Thursday, August 15, 2013: 10:00 AM
Nautilus 1-2 (Sheraton San Diego)
Cyanobacteria offer advantages to microbial fuel and chemical production, including use of non-arable land, high-efficiency photon harvesting, and direct production. Despite this, synthetic pathway construction in cyanobacteria is still nascent compared to model fermentative organisms. In this study we systematically developed the 2,3-butanediol (23BD) biosynthetic pathway in Synechococcus elongatus strain PCC 7942 as a model system to establish design methods for efficient exogenous chemical production in cyanobacteria. To adapt production to photosynthetic cells we matched reducing cofactors with the host, avoided oxygen sensitive enzymes, and optimized gene codons. We further applied irreversible enzymatic steps to create a driving force toward the target, and identified low toxicity of the product enabling high titers.
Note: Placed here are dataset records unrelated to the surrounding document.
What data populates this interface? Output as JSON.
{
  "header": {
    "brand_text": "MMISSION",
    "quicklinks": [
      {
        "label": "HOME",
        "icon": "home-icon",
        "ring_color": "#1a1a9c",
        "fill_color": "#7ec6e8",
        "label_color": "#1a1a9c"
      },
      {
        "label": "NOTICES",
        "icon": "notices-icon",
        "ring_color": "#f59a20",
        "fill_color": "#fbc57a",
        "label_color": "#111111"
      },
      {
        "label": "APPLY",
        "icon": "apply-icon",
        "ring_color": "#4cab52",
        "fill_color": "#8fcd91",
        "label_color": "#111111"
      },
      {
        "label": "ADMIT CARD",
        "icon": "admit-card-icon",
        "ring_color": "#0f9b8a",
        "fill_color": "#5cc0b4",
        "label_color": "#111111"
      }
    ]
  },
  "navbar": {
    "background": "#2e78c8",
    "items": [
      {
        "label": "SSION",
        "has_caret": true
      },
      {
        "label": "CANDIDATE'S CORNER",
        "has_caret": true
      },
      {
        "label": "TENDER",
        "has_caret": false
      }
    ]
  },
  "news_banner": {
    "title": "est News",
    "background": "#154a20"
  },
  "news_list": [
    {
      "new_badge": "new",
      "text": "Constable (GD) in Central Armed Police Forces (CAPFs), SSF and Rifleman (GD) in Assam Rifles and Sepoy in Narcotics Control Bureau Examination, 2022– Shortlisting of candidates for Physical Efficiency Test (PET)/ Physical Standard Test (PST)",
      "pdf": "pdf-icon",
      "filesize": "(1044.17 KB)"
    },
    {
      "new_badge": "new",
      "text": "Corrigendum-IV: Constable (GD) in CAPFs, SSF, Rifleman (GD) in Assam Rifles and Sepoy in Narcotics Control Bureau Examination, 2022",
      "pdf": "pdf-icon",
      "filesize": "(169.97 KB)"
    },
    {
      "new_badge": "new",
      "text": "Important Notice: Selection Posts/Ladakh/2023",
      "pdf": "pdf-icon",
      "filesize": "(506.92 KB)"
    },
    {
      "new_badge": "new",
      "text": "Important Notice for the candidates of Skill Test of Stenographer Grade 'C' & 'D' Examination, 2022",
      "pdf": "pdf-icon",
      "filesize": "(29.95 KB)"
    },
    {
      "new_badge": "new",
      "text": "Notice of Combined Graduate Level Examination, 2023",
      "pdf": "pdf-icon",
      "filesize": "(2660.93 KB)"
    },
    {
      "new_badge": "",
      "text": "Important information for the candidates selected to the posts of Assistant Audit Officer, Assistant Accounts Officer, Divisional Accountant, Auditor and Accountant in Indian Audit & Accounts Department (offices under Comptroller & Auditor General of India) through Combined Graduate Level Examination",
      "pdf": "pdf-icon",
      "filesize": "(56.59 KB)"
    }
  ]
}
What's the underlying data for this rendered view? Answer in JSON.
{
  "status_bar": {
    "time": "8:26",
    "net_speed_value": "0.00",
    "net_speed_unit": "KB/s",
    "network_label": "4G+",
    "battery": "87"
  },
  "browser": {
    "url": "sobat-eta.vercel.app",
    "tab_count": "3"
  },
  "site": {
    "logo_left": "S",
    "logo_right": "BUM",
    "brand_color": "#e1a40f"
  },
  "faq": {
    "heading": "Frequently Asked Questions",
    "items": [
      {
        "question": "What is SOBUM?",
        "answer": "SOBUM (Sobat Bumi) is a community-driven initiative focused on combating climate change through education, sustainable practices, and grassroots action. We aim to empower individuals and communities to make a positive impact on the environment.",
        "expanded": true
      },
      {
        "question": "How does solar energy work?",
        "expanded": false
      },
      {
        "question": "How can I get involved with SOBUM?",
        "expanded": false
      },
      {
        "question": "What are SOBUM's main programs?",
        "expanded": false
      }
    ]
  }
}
By optimization of enzyme combinations production of 23BD from CO2 reached 2.38 g/L, which is a significant increase for chemical production from exogenous pathways in cyanobacteria. We concurrently observed an increase in oxygen evolution by chlorophyll correlating to high carbon redirection away from metabolism, which may indicate possibilities for increases in photosynthetic efficiency overall. This work demonstrates that developing strong design methods can continue to increase chemical production in cyanobacteria.